The LayoutLMv2 framework with layout detection approach is better than models with the regular expression and NLP approaches for extracting key-value pairs. LayoutLMv2 integrates NLP processing techniques in the framework and text-image alignment where it is able to comprehend the relative positioning relationships between different text blocks. This is efficient for extracting key-value pairs as most of them are either next to each other or positioned on top of the other. However, while experimenting with LayoutLMv2 on our dataset in our research, as our dataset has several different layouts, it has been observed that the LayoutLMv2 has some limitations. While LayoutLMv2 trains well on the layout of the invoices and when a different layout of the invoice is input as test data, it will not do as well. It may not be able to accurately detect the key-value pairs. However, this can be solved by training more datasets from different varieties.

In this section, the overall design of the proposed information extraction pipeline for cargo invoices is described.

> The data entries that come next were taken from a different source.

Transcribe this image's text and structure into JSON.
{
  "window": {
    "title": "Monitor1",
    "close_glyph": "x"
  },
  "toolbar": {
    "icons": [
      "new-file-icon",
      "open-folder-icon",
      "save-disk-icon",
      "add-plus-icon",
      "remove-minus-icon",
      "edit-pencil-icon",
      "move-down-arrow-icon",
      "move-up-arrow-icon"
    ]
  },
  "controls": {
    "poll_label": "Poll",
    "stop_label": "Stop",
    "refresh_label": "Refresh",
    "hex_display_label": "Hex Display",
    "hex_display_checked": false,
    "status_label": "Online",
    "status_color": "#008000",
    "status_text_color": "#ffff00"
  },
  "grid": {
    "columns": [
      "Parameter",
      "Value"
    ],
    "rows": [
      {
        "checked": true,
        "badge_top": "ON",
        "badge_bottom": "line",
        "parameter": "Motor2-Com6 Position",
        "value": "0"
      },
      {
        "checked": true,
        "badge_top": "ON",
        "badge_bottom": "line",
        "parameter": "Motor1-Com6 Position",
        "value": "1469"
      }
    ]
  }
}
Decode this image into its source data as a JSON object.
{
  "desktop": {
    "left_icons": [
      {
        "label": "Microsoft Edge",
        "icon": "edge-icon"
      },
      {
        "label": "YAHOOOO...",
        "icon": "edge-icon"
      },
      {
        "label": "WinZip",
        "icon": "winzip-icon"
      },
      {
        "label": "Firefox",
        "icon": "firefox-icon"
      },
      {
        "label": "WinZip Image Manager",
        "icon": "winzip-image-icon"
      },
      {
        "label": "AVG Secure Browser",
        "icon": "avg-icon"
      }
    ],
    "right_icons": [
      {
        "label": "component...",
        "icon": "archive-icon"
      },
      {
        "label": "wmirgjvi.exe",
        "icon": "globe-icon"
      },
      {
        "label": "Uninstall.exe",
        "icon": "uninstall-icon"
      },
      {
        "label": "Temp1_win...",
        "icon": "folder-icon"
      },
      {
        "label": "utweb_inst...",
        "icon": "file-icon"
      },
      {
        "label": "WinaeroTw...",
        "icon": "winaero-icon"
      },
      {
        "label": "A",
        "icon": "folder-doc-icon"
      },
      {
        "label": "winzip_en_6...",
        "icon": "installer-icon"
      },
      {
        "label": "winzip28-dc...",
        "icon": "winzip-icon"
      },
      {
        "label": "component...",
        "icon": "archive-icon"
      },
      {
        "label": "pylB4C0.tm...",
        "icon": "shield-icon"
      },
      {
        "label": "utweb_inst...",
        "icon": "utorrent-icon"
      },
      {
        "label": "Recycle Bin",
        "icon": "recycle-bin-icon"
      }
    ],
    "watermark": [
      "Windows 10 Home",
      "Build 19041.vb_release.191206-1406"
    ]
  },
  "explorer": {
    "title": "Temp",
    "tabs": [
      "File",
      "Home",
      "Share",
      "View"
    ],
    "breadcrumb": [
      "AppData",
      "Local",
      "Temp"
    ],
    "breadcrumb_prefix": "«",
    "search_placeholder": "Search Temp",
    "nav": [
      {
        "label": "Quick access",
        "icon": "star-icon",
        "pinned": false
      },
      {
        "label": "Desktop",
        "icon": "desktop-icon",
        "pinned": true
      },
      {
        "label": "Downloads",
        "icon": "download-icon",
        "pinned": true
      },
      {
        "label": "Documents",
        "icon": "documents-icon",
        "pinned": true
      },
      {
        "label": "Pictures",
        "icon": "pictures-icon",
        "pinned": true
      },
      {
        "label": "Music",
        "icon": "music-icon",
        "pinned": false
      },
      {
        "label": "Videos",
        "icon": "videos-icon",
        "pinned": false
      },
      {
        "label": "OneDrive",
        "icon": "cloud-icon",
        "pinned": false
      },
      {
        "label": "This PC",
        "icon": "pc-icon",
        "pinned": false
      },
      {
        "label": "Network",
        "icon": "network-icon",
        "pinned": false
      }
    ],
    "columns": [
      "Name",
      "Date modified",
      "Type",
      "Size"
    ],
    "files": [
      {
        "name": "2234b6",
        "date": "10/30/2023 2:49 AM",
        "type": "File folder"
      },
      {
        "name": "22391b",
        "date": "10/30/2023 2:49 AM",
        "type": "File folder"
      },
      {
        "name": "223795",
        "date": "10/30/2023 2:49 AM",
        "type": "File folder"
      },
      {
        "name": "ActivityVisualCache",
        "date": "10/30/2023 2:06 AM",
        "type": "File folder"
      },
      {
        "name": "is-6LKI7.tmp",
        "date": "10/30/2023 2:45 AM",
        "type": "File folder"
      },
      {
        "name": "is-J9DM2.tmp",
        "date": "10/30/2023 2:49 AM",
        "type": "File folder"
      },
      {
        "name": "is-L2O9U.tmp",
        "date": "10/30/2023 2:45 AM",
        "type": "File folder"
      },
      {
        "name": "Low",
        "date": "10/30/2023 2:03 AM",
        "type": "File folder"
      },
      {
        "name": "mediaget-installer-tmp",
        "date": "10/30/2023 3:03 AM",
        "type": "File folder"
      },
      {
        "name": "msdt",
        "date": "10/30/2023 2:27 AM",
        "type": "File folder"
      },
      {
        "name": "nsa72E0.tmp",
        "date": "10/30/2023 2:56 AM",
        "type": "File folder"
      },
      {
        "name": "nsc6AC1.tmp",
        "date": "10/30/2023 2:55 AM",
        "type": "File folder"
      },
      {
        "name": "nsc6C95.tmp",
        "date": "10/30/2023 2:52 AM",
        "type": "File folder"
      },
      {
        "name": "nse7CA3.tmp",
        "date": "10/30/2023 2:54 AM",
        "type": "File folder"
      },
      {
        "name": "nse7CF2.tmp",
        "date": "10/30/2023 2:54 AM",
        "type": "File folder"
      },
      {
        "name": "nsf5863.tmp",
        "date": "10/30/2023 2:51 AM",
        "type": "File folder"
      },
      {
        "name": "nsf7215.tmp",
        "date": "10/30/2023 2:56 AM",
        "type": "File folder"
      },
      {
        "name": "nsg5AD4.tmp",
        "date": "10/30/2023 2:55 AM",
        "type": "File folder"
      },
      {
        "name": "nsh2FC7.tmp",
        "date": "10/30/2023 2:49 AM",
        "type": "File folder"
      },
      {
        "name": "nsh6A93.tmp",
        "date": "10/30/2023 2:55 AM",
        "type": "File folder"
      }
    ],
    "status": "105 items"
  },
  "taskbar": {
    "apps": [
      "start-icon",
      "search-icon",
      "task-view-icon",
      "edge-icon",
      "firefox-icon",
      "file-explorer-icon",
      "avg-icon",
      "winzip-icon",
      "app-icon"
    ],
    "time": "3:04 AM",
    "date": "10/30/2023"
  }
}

3.1 System Arcitecture Pipeline

The flow chart of the proposed information extraction system for cargo invoices is shown in Fig. 1. The proposed pipeline of information extraction system consists of two portions: the key-value pair classification and linking the key-value pairs. The key-value pair classification portion will be to explore models to classify the text from OCR to “Question”, “Answer” and “Others”. For the second portion of linking the key-value pairs, it takes the output from the key-value pair classification to link the key-value pairs with the use of layout spatial awareness like the bounding box position.

To begin the pipeline of the proposed system, data collection is performed by taking images of cargo invoices from warehouses. After the data collection, there would be a quality check to ensure that the images are not blurry, as blurry images would hinder the performance. After that, the cargo invoices will be annotated into FUNSD format [14] using an open source tool, Banksy [17]. This open source tool is an image annotation tool where the Named Entity Recognition (NER), Named Entity Linking (NEL), and a box region on the image will be outputted. The NER will be the labels such as “Question”, “Answer” and “Others”. The NEL is the tasks to link the “Question” text to the “Answer” text. Lastly, the box region is the bounding box, where the bounding box of texts is drawn.

The next step is to perform data cleansing on the data. Data cleaning is a necessary process because it improves our data quality and increases overall productivity. After cleaning, the data is formatted into a model-ready form for training and split the dataset into the train set (80%), and the test set (20%).

Subsequently, different algorithms for the key-value pair classification and detection are explored. The text classification algorithms are only trained on the text and labels. Whereas for linking of key-value pairs algorithms, it uses layout awareness and text embeddings to train and get the keys and values.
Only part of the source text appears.